Posted by iang at April 12, 2006 06:25 AM | TrackBackSo this tool linked to a network has a growth function that one might correlate with all sorts of other occurrences. Internet usage has increased and advanced the unproductive time of corporate and government employees. The vast amounts of time that are wasted could easily be redirected to smaller labor pools without the internet. The level of productivity has decreased in relationship to services provided online via automated responses that do not address the depth of the human experience. News has become more uniform across venues and lacks real investigative discovery and depth. The internet and the PC have revealed a soft under belly previously unknown the personalized sound bite without content. We read facts and figures yet fail to derive conclusions that mean anything. The growth of users correlates to the sales of network services and PCs as a efficiency promoting, but fail to live up to the promise in results regardless of the usage. The PC can easily be replaced by the pocket television and a two way network replaced by a simple search engine. A good question is do we need a government employee would knows where the best buy is on tires or a well informed receptionist? Perhaps a limited expansion excluding work related locations is the way to go. The growth of the internet would stop immediately and the network would become a smaller world of contributors. The corporate and governmental entities work stop invading with regulatory oversight and people looking to communicate with each other on a more in depth basis restarted.

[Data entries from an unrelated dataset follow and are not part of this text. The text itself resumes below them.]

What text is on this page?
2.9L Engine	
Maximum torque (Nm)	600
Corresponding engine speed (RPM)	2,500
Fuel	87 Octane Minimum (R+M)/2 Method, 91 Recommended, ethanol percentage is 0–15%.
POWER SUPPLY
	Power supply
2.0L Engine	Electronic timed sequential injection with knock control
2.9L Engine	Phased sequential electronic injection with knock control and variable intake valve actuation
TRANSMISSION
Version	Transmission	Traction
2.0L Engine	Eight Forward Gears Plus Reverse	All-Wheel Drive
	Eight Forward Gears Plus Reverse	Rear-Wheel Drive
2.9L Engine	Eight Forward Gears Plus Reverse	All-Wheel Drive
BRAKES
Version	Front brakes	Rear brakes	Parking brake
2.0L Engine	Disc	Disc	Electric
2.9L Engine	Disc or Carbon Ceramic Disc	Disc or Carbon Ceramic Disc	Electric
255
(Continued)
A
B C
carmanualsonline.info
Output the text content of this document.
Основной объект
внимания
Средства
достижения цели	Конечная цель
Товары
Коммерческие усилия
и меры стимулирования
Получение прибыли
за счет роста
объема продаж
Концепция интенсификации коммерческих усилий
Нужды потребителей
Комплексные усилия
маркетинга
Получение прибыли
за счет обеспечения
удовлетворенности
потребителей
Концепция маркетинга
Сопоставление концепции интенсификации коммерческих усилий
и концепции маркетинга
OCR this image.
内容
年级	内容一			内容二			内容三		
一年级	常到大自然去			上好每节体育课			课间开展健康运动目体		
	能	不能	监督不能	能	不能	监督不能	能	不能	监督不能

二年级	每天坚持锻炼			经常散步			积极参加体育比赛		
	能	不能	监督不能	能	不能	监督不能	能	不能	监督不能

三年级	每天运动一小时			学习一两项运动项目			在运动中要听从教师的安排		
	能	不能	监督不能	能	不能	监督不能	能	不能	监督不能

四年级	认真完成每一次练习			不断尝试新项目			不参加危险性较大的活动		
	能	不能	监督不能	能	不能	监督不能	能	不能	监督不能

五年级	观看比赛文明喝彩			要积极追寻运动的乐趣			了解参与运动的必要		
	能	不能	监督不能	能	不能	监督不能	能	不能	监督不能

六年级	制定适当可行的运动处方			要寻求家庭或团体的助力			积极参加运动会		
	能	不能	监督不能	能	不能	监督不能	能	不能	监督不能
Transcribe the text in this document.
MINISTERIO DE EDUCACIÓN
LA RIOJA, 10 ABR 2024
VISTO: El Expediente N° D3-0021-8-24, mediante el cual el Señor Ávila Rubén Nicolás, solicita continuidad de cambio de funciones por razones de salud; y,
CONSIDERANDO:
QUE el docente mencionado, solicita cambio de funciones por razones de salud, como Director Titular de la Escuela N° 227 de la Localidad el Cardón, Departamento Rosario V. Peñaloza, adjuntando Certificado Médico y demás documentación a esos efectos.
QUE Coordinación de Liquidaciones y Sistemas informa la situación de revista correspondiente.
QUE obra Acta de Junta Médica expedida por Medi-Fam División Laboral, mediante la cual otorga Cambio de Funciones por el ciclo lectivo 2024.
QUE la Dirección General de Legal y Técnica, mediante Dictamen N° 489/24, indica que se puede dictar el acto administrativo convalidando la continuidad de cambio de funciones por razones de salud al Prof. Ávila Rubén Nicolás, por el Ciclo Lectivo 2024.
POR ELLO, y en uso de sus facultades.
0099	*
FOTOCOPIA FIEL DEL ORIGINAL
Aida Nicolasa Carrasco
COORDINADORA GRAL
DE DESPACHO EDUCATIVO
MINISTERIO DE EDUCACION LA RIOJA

Growth and availability have created more junk and less substance.
The internet has become the static between the channels offering nothing more than sound with no meaning.
Uzbekistan is an interesting country. Its level of literacy is extraordinarily high not only by central-asian standards. It's most influential religion, the branch of Islam called Sufism, does not exhibit the luddite attitudes of some other religions. In fact, the medresse (islamic religious school) in Buhara offers advanced computer science classes for future imams.
While hopelessly poor by GDP/capita measure, Uzbekistan manufactures (and exports) cars, mid-size cargo planes, consumer electronics and industrial equipment, not just beautiful rugs.
Encompassing three major cities of the Silk Route (Samarqand, Buhara and Tashkent) it has a centuries-old tradition of trade and commerce.
While internet penetration is still low, electronic currences are already changing hands at the bazaar:
http://www.emoney.uz
Telecommunication services sold for WebMoney in Uzbekistan:
http://www.pin.uz
Notice the large number of competing GSM and VoIP providers.